Researcher uses 3D-printed fingerprint to spoof biometric authentication
Security researcher Yamila Levalle from Dreamlab Technologies explained how she went around the biometric authentication feature in multiple fingerprint readers simply by using a low-cost 3D printer.
“Biometric systems are essentially pattern recognition systems that read as input biometric data, then extract the feature set from such data, and finally compare it with a template stored in a database,” Levalle said during the event.
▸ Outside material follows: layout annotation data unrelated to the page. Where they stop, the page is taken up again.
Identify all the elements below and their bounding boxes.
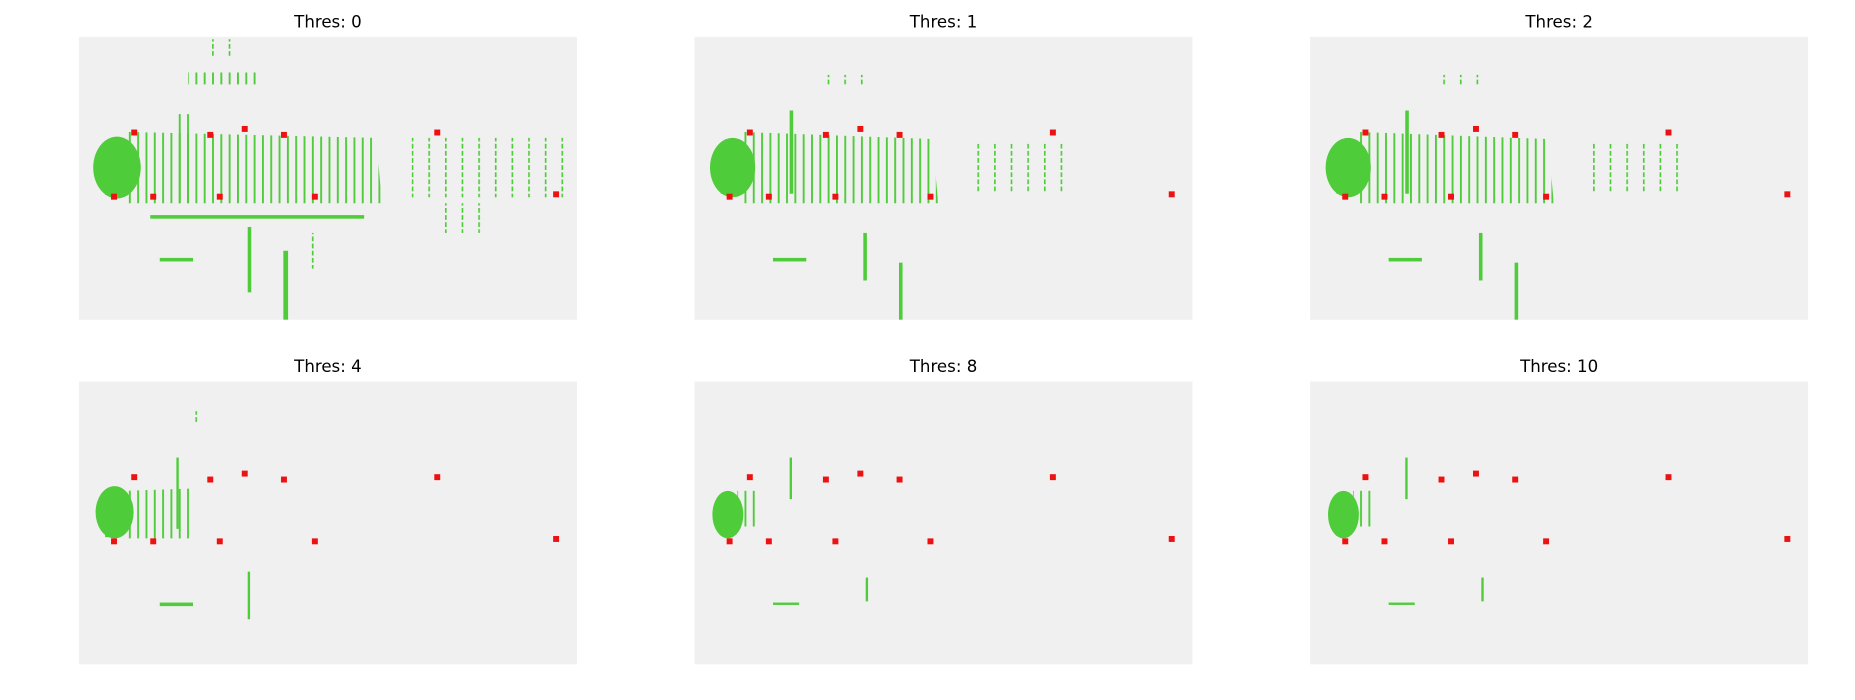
panel-title: Thres: 1: [909, 12, 978, 31]
panel: Thres: 1: [694, 12, 1193, 320]
panel: Thres: 0: [78, 12, 577, 320]
panel-title: Thres: 8: [909, 357, 978, 376]
panels: Thres: 0 Thres: 1 Thres: 2 Thres: 4 Thres: 8…: [78, 12, 1809, 665]
panel-title: Thres: 4: [293, 357, 362, 376]
panel: Thres: 8: [694, 357, 1193, 665]
panel: Thres: 2: [1310, 12, 1809, 320]
panel-title: Thres: 0: [293, 12, 362, 31]
panel: Thres: 4: [78, 357, 577, 665]
panel: Thres: 10: [1310, 357, 1809, 665]
panel-title: Thres: 10: [1519, 357, 1598, 376]
panel-background: [694, 381, 1193, 665]
panel-title: Thres: 2: [1524, 12, 1593, 31]
panel-background: [1310, 381, 1809, 665]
Levalle explained that even though the industry is moving toward biometric security, there are still attacks that could breach these types of systems, including physical, presentation and spoofing attacks. The focus of Levalle’s presentation was on fingerprint spoofing attacks. She became interested in this type of attacks after Aerolineas Argentinas airline employees used silicon fingerprints to deceive scanners tracking work attendance.
According to Levalle, a good number of fingerprint scanners available today can be easily tricked with 3D printed molds because they are not analyzing all the unique features in a print. Throughout her research, she used a Anycubic Photon 3D printer that prints to a resolution of 25 microns, getting quite close to human fingerprint ridges, which are between 20 to 60 microns high.
Levalle used a digital camera with a macro feature to collect latent fingerprints, then she used an open source python tool to improve image quality. The model was then developed based on the image that was uploaded in the 3D modelling tool, TinkerCAD in this case. Levalle said length and width configuration was the most challenging because she did not have access to a digital microscope. Overall, it took her about 10 tries to create a fingerprint that could bypass biometric authentication.
“It’s not easy to duplicate the fingerprint, it takes time and experience, but it can be done,” she said.